Der Fokus der Arbeit liegt meist darauf, Prozesse einzuhalten und – analogen und digitalen - Papierkram zu erledigen. Oft scheint es wichtiger zu sein, einen bestimmten Zettel rechtzeitig an einen internen Adressaten zu senden, als den Kernprozess der Produktherstellung oder der Erbringung der Dienstleistung am Laufen zu halten. Es würde uns nicht überraschen, wenn in der Arbeitswelt auch auf dieser Ebene das Pareto-Prinzip greift. Demnach würden lediglich 20 % der Tätigkeiten noch direkt mit dem Unternehmenszweck zu tun haben während die anderen 80 % sich im Prozess-Nirwana auflösen. In vielen Branchen dürfte die Schätzung von 20 % sogar zu hoch gegriffen sein.

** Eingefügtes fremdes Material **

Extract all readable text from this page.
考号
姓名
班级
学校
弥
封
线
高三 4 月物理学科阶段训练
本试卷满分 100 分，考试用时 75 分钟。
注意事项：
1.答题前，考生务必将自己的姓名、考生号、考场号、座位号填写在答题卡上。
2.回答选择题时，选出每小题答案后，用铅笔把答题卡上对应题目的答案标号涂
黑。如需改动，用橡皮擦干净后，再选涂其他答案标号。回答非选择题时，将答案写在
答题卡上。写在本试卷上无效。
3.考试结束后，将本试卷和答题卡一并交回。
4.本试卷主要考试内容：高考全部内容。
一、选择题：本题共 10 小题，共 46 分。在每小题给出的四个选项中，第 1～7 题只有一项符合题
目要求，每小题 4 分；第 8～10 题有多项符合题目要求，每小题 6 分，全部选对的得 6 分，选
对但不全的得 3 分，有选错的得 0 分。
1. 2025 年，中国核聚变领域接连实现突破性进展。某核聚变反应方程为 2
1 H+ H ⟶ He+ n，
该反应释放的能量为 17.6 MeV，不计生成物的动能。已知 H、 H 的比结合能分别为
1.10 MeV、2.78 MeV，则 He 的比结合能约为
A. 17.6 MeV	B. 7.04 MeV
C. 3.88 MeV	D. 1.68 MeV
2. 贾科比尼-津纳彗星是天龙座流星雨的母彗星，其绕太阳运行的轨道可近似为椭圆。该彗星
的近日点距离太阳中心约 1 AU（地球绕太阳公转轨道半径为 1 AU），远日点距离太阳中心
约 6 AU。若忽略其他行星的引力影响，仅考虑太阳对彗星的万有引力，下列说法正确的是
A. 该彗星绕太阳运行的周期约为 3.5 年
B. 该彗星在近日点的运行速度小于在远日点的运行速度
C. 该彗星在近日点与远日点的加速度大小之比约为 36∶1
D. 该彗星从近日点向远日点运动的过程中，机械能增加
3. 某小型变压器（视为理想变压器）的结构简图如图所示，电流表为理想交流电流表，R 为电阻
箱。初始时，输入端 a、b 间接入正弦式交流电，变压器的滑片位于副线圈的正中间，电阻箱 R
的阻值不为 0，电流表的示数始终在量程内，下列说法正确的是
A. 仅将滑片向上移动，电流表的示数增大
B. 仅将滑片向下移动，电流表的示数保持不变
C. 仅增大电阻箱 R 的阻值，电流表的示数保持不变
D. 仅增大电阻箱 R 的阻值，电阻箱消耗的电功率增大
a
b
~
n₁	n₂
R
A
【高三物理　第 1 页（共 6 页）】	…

Ob eine Tätigkeit sinnlos ist oder nicht spielt hinsichtlich der dafür eingesetzten Arbeitszeit keine Rolle. Daher hat die Medaille des Fachkräftemangels zwei Seiten. Die eine Seite beschreibt die Situation in Branchen, die Schwierigkeiten haben, Menschen mit einer relevanten und umfassenden Ausbildung zu finden. Einen Heizungsinstallateur durch einen Zimmermann zu ersetzen (oder umgekehrt) ist in der Regel keine gute Idee.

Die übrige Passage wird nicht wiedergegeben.